La sua abilità in questa disciplina quindi da dove viene? E’ un fattore di watt, di aerodinamica, di posizione…

«Per me è di posizione e di conseguenza di aerodinamica. Certamente Evenepoel è un cronoman atipico. Ha il busto corto, una gabbia toracica importante e quadricipiti possenti: tutto ciò lo rende particolarmente adatto al tipo di sforzo che richiede una prova contro il tempo. Chiaro che i watt assoluti contano: un cronoman di alta statura ha più muscoli, più forza, più leva… Remco non avrà mai gli stessi watt di Ganna. Il fatto è che lui ha i watt di un atleta di 65-67 chili, pure essendo più leggero (60-61 chili, ndr). E poi pensiamo a come va in pianura anche su strada».

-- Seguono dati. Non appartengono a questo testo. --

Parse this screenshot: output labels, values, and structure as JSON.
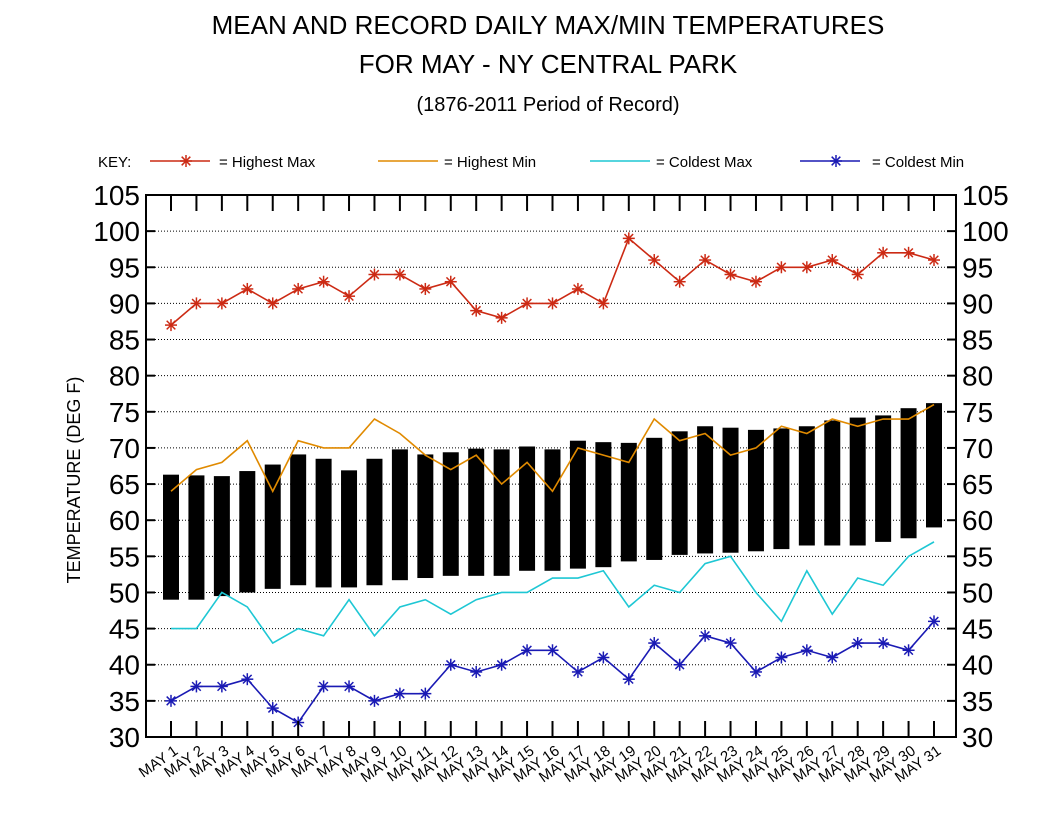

Sia Malori che Pinotti hanno preso a esempio anche la posizione d’attacco di Evenepoel su strada: anche questa potente e aero
Sia Malori che Pinotti hanno preso a esempio anche la posizione d’attacco di Evenepoel su strada: anche questa potente e aero

Punti di vista

E qui Pinotti ripete esattamente quel che ha detto Malori prima: Remco è aerodinamico “per natura” e per questo riesce ad andare via quando è in fuga. Mentre va in disaccordo con Malori quando si parla di regole.

Secondo Malori le quote fisse, come la distanza fra linea del movimento centrale e punta delle appendici, svantaggiano gli atleti più alti: «In alcuni casi si vede che Ganna è sacrificato in certe posizioni – spiega Adriano – e tutti questi studi sull’aerodinamica, l’evoluzione dei materiali lo hanno aiutato ad ottimizzare la sua potenza». Mentre per Pinotti il ritocco ai regolamenti ha ridato vantaggio anche a questi ultimi e che tutto sommato Remco sarebbe stato Remco anche con materiali e posizioni meno aero.

«Io penso – conclude Pinotti – che la forza di Remco a crono dipenda molto dalla sua posizione. Fate caso a quanto è stabile. Se non fosse per le curve, sulla sua schiena potresti mettere un bicchiere d’acqua e quello non si muoverebbe, questo perché è riuscito a riportare i test in galleria su strada. Tanti in galleria del vento ottengono buone posizioni, ma poi su strada si muovono e molto di quel lavoro decade. Io credo che questa sua stabilità dipenda anche da una buona forza nella parte alta del corpo: spalle, braccia… che gli consentono di sostenersi bene».

Insomma, la regola che il cronoman debba essere alto e potente resta valida: leve lunghe e watt assoluti hanno ancora il loro perché. Poi la cura dell’aerodinamica può aiutare, certamente, ma è Remco Evenepoel la vera eccezione.